Ghanaian politician and educator

 Daniel Nana Addo-Kenneth (born May 11, 1985) is a teacher, Ghanaian New Patriotic Party politician and Member of Parliament for Okere (Ghana parliament constituency) in the ninth parliament of the Fourth Republic of Ghana.

He was the District Chief Executive officer for the Okere District between 2016 and 2024 before winning the parliamentary elections.
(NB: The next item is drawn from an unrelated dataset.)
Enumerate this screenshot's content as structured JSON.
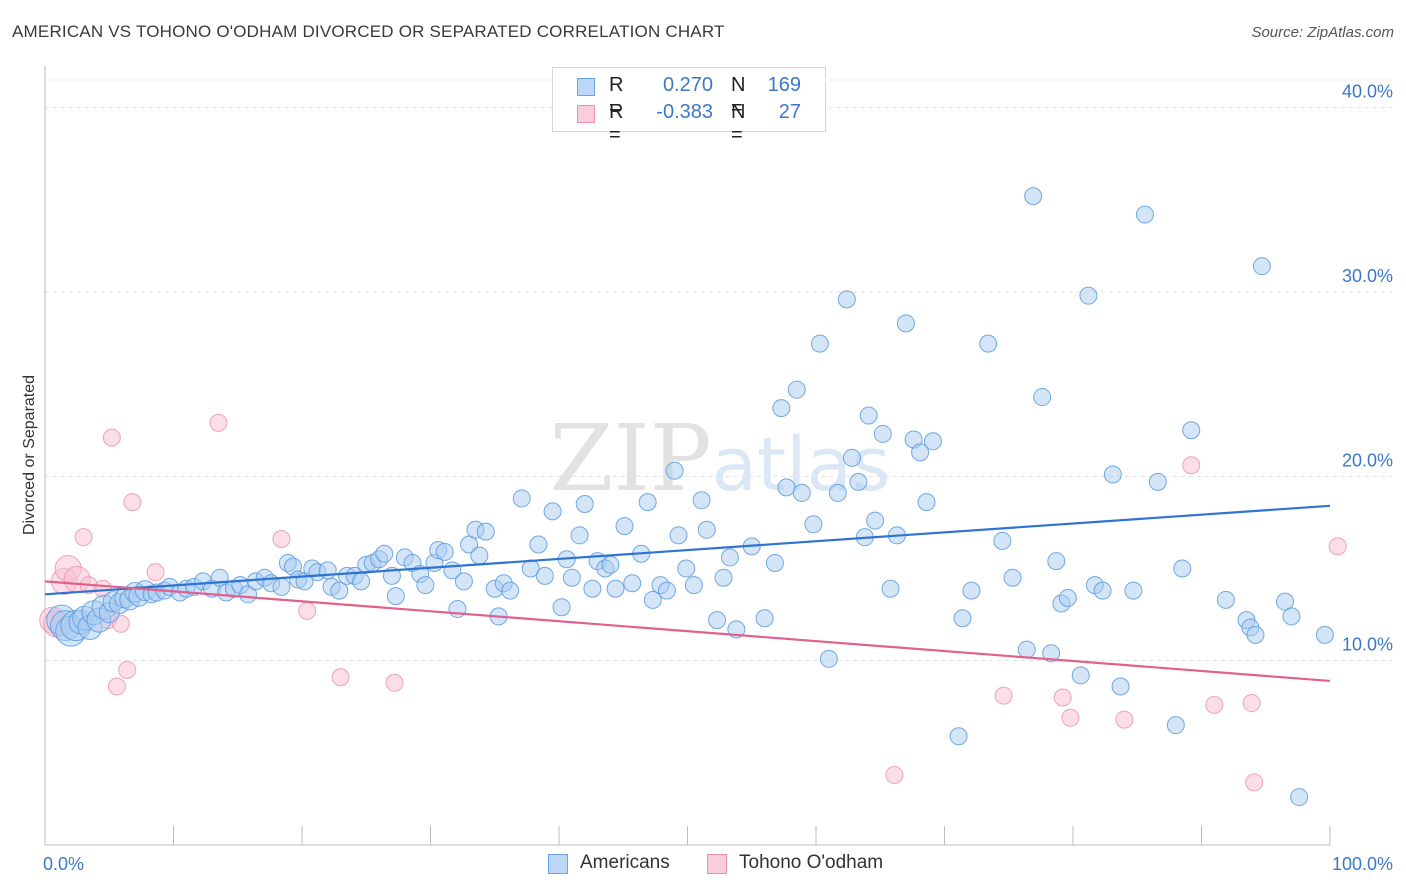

== Early life and education ==
Addo-Kenneth was born in Awukugua in the Eastern Region (Ghana) of Ghana. He had his secondary school education at the Nifa Senior High School in Adukrom. He later went to the University of Ghana, where he obtained a Bachelor of Arts. He further proceeded to the Presbyterian University College for his Master of Arts degree. He worked as a teacher with the Ghana Education Service.

== Politics ==
In September 2021, Addo-Kenneth was confirmed as the District Chief Executive officer of the Okere District after his nomination by the then president Nana Akufo-Addo.

In 2023, he filed his nomination to contest for the parliamentary candidacy to represent the New Patriotic Party in the Okere (Ghana parliament constituency) during the 2024 Ghanaian general election.

In January 2024, he won the New Patriotic Party's parliamentary primaries to become the party's candidate going into the 2024 General Elections.

He subsequently won the 2024 Ghanaian general election parliamentary seat for the New Patriotic Party in the Okere (Ghana parliament constituency), beating the candidate of the National Democratic Congress (Ghana), Prince Henry Akim-Owiredu. He polled 19,080 votes representing 68.43%, while his opponent 8,803 representing 31.37%.